Aus der Traum? Nein noch nicht! Alle Kraft zusammen genommen und so schnell als es ging hin zum Sportzentrum von Courmayeur. Die lassen mich sicher noch durch, ganz sicher...! Eine Fotografin feuerte mich mit typisch italienischer Begeisterung an, rang mir damit sogar ein Lächeln ab. Aber, ...Ernüchterung beim Einlaufen ins Stadion. Keine Zeitnahme mehr. "Dein Rennen ist zu Ende!" "Keine Diskussion!" Weder auf Deutsch, auf Englisch, Französisch noch im Gemisch aus Allem. "Dort steht der Bus nach Chamonix, steig ein!"
So sitze ich nun im Bus und es mangelt an klaren Gedanken. Um mich herum Läufer die völlig fertig oder verletzt sind. Und ich? Ganz sicher etwas müde, aber voll im Saft um gut die zweite Laufnacht zu überstehen, schneller zu laufen als bisher, das Feld von hinten aufzurollen und mit 40 - 42 Stunden zu finishen. Es hätte so schön sein können. War der Berg stärker als ich? War ich zu blauäugig oder zu großkotzig gegenüber dem Berg? So schlecht war doch meine Taktik gar nicht? Die Fragen werden mich wohl noch lange beschäftigen. So hocke ich nun im Bus und würde mir, wenn ich denn könnte, vor Wut in den Hintern beißen.
Mit grimmigem Gesicht, ziemlich verdreckt, das Deo hatte schon lange seinen Dienst eingestellt, sitze ich bald darauf, sicher zur "Freude" der anderen Fahrgäste, im nächsten Bus nach Les Houches. Duschen, nach Hause telefonieren, schlafen....
Schlafen! Das war wirklich schlafen! 15.30 Uhr nachdem ich Kerstin am Telefon mein Elend geschildert hatte, sank ich in die Federn. Kurz unterbrochen von SMS-Piepsen einiger Freunde, denen ich noch ein Lebenszeichen sendete. Sonntag früh um 7.00 Uhr war die Nachtruhe erst wieder vorbei. Selbst frisches Baguette und Kaffee ließen meine Laune aber nicht besser werden. Ab zum Tourismusbüro, hier hatte ich Internetzugang. Beim Lesen der Nachrichten von Familie und Freunden, welche mich auf dem Livetrack über Facebook verfolgten, steht mir das Wasser in den Augen. Wie steh ich jetzt da? Das Rennen meines Lebens und ich hab es stümperhaft verrissen....

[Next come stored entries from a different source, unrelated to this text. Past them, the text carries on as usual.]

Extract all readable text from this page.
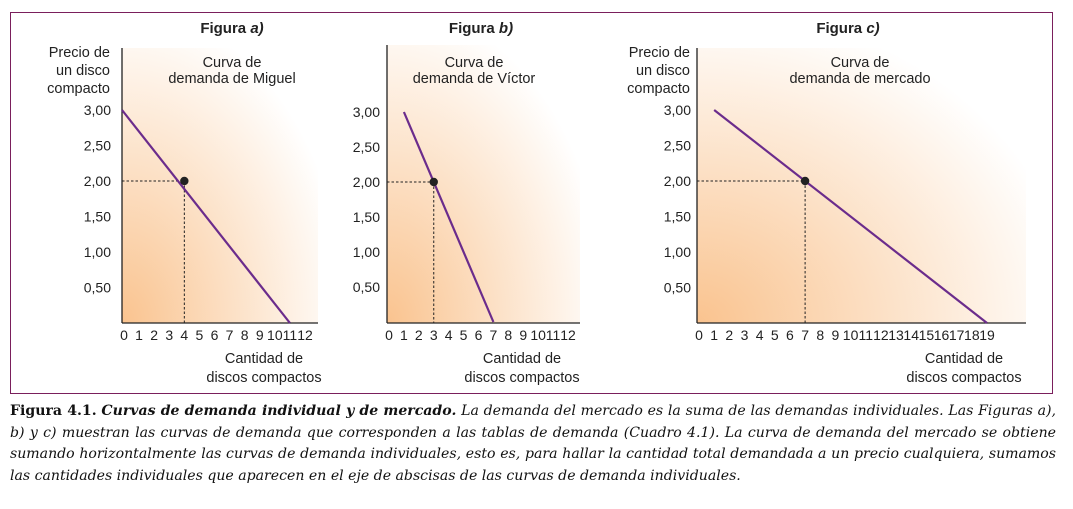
Figura a)
Curva de
demanda de Miguel
Precio de
un disco
compacto
Cantidad de
discos compactos
3,00
2,50
2,00
1,50
1,00
0,50
0 1 2 3 4 5 6 7 8 9 10 11 12
Figura b)
Curva de
demanda de Víctor
Cantidad de
discos compactos
3,00
2,50
2,00
1,50
1,00
0,50
0 1 2 3 4 5 6 7 8 9 10 11 12
Figura c)
Curva de
demanda de mercado
Precio de
un disco
compacto
Cantidad de
discos compactos
3,00
2,50
2,00
1,50
1,00
0,50
0 1 2 3 4 5 6 7 8 9 10 11 12 13 14 15 16 17 18 19
Figura 4.1. Curvas de demanda individual y de mercado. La demanda del mercado es la suma de las demandas individuales. Las Figuras a), b) y c) muestran las curvas de demanda que corresponden a las tablas de demanda (Cuadro 4.1). La curva de demanda del mercado se obtiene sumando horizontalmente las curvas de demanda individuales, esto es, para hallar la cantidad total demandada a un precio cualquiera, sumamos las cantidades individuales que aparecen en el eje de abscisas de las curvas de demanda individuales.
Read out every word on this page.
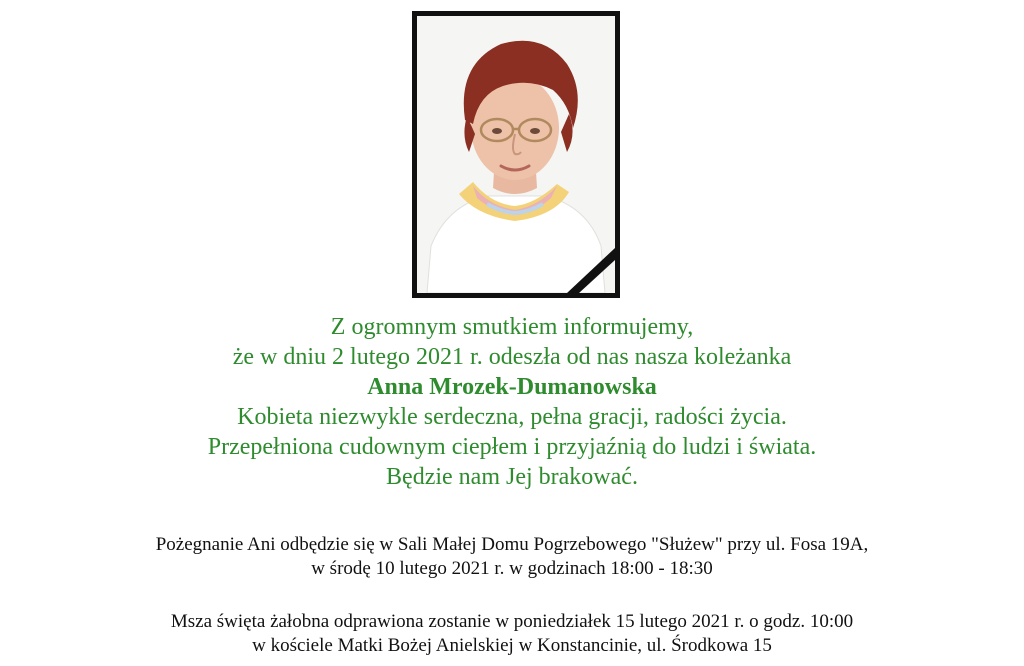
Z ogromnym smutkiem informujemy,
że w dniu 2 lutego 2021 r. odeszła od nas nasza koleżanka
Anna Mrozek-Dumanowska
Kobieta niezwykle serdeczna, pełna gracji, radości życia.
Przepełniona cudownym ciepłem i przyjaźnią do ludzi i świata.
Będzie nam Jej brakować.
Pożegnanie Ani odbędzie się w Sali Małej Domu Pogrzebowego "Służew" przy ul. Fosa 19A,
w środę 10 lutego 2021 r. w godzinach 18:00 - 18:30
Msza święta żałobna odprawiona zostanie w poniedziałek 15 lutego 2021 r. o godz. 10:00
w kościele Matki Bożej Anielskiej w Konstancinie, ul. Środkowa 15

Was nun? Ab nach Chamonix und Zieleinläufe und Siegerehrungen anschauen. Den Gedanken an ein Frust-Saufen lasse ich nach dem ersten Bier wieder sausen. Schon französische Bierpreise sprechen dagegen. Nächster Gang in die Kirche St.-Michel, direkt hinterm Ziel. Eine Kerze ist mir die Sache schon wert, denn ich bin immerhin heil aus der Nummer raus gekommen. Nun reihe ich mich ein, in die Zuschauermenge am Streckenrand und feuere die mit an, die es besser gemacht haben als ich. Dabei wird mir eines klar. So einen Zieleinlauf möchte ich auch haben! Das ist schon als Zuschauer ein unglaubliches Erlebnis, wie muss das erst sein, selbst durch die enge Gasse zu laufen. Mont-Blanc, ich komme wieder! Wir sind noch nicht fertig miteinander...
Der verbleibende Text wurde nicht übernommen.